De levensomstandigheden van kinderen kunnen worden verbeterd, ongeacht de rijkdom van een land, aldus het rapport. Polen, Slovenië, Letland en Litouwen – die niet tot de rijkste OESO- en EU-landen behoren – hebben bijvoorbeeld een belangrijke vermindering van de kinderarmoede gerealiseerd, met een daling van 38 procent in Polen en een daling van 31 procent in de andere landen. Ondertussen zagen vijf landen met hogere inkomens – het Verenigd Koninkrijk (+20 procent) en Frankrijk, IJsland, Noorwegen en Zwitserland (allemaal rond de +10 procent) – de grootste stijging in het aantal kinderen dat in huishoudens leeft die financiële problemen ervaren sinds 2014.
Om kinderarmoede uit te roeien roept de Report Card regeringen en belanghebbenden op om dringend:
De sociale bescherming voor kinderen uitbreiden, inclusief kinder- en gezinsbijslagen als aanvulling op het gezinsinkomen van gezinnen.
Zorg ervoor dat alle kinderen toegang hebben tot hoogwaardige basisdiensten, zoals kinderopvang en gratis onderwijs, die essentieel zijn voor hun welzijn.
Creëer werkgelegenheid met adequate lonen en gezinsvriendelijk beleid, zoals betaald ouderschapsverlof, om ouders en verzorgers te ondersteunen bij het balanceren van werk en zorgverantwoordelijkheden.
Zorg ervoor dat er maatregelen zijn die zijn aangepast aan de specifieke behoeften van minderheidsgroepen en eenhoofdige huishoudens, om de toegang tot sociale bescherming, essentiële diensten en fatsoenlijk werk te vergemakkelijken en de ongelijkheid te verminderen.
“Contante uitkeringen hebben een onmiddellijk effect op het verlichten van de armoede.

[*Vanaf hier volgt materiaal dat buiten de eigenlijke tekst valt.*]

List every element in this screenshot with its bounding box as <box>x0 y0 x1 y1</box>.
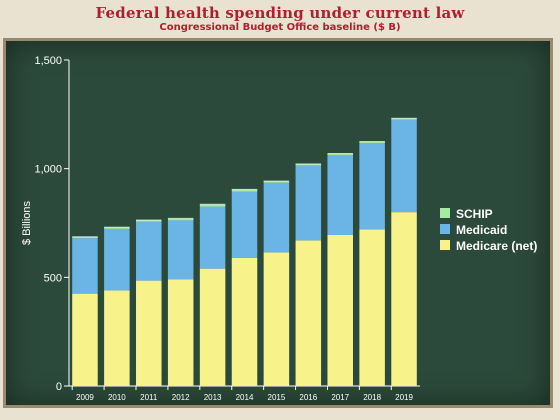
bar-segment <box>199 204 226 207</box>
bar-segment <box>167 220 194 280</box>
chart-legend: SCHIP Medicaid Medicare (net) <box>440 207 537 253</box>
chart-title: Federal health spending under current la… <box>95 4 465 22</box>
bar-segment <box>391 212 417 386</box>
bar-segment <box>359 143 385 230</box>
x-tick-label: 2012 <box>172 393 190 402</box>
y-axis-label: $ Billions <box>21 200 33 245</box>
bar-segment <box>72 238 98 294</box>
bar-segment <box>327 154 353 235</box>
bar-segment <box>359 229 385 386</box>
x-tick-label: 2019 <box>395 393 413 402</box>
bar-segment <box>263 252 290 386</box>
x-tick-label: 2010 <box>108 393 126 402</box>
chart-subtitle: Congressional Budget Office baseline ($ … <box>159 22 401 33</box>
legend-swatch <box>440 224 450 234</box>
bar-segment <box>327 234 353 386</box>
bar-segment <box>263 181 290 183</box>
bar-segment <box>104 227 130 229</box>
x-tick-label: 2018 <box>363 393 381 402</box>
x-tick-label: 2011 <box>140 393 158 402</box>
x-tick-label: 2016 <box>299 393 317 402</box>
legend-swatch <box>440 208 450 218</box>
bar-segment <box>136 221 162 281</box>
bar-segment <box>167 279 194 386</box>
legend-label: Medicare (net) <box>456 239 537 253</box>
legend-swatch <box>440 240 450 250</box>
bar-segment <box>72 236 98 239</box>
bar-segment <box>136 280 162 386</box>
x-tick-label: 2017 <box>331 393 349 402</box>
x-tick-label: 2015 <box>268 393 286 402</box>
bar-segment <box>327 153 353 155</box>
y-tick-label: 1,000 <box>34 164 62 176</box>
bar-segment <box>199 268 226 386</box>
bar-segment <box>391 118 417 120</box>
bar-segment <box>295 163 322 166</box>
bar-segment <box>199 206 226 269</box>
bar-segment <box>359 141 385 144</box>
bar-segment <box>263 182 290 253</box>
bar-segment <box>295 240 322 386</box>
bar-segment <box>231 191 258 258</box>
bar-segment <box>231 257 258 386</box>
bar-segment <box>104 290 130 386</box>
x-tick-label: 2013 <box>204 393 222 402</box>
chart-bars <box>72 117 417 386</box>
y-tick-label: 0 <box>56 381 62 393</box>
bar-segment <box>295 165 322 241</box>
bar-segment <box>231 189 258 192</box>
bar-segment <box>391 119 417 213</box>
x-tick-label: 2009 <box>76 393 94 402</box>
y-tick-label: 500 <box>44 272 62 284</box>
bar-segment <box>72 293 98 386</box>
chart-axes: 0 500 1,000 1,500 $ Billions 2009 2010 2011 2012… <box>21 55 420 402</box>
y-tick-label: 1,500 <box>34 55 62 67</box>
x-tick-label: 2014 <box>236 393 254 402</box>
bar-segment <box>167 218 194 221</box>
legend-label: Medicaid <box>456 223 507 237</box>
bar-segment <box>104 228 130 291</box>
legend-label: SCHIP <box>456 207 493 221</box>
bar-segment <box>136 219 162 222</box>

Beslissers kunnen huishoudens ondersteunen door de uitgaven aan kinder- en gezinsbijslagen te prioriteren en te verhogen”, aldus Nylund. “Er kan veel geleerd worden van de successen van verschillende landen. Hoe we dit leren gebruiken, zal bepalen hoe effectief we het welzijn van kinderen vandaag en in de toekomst kunnen garanderen.”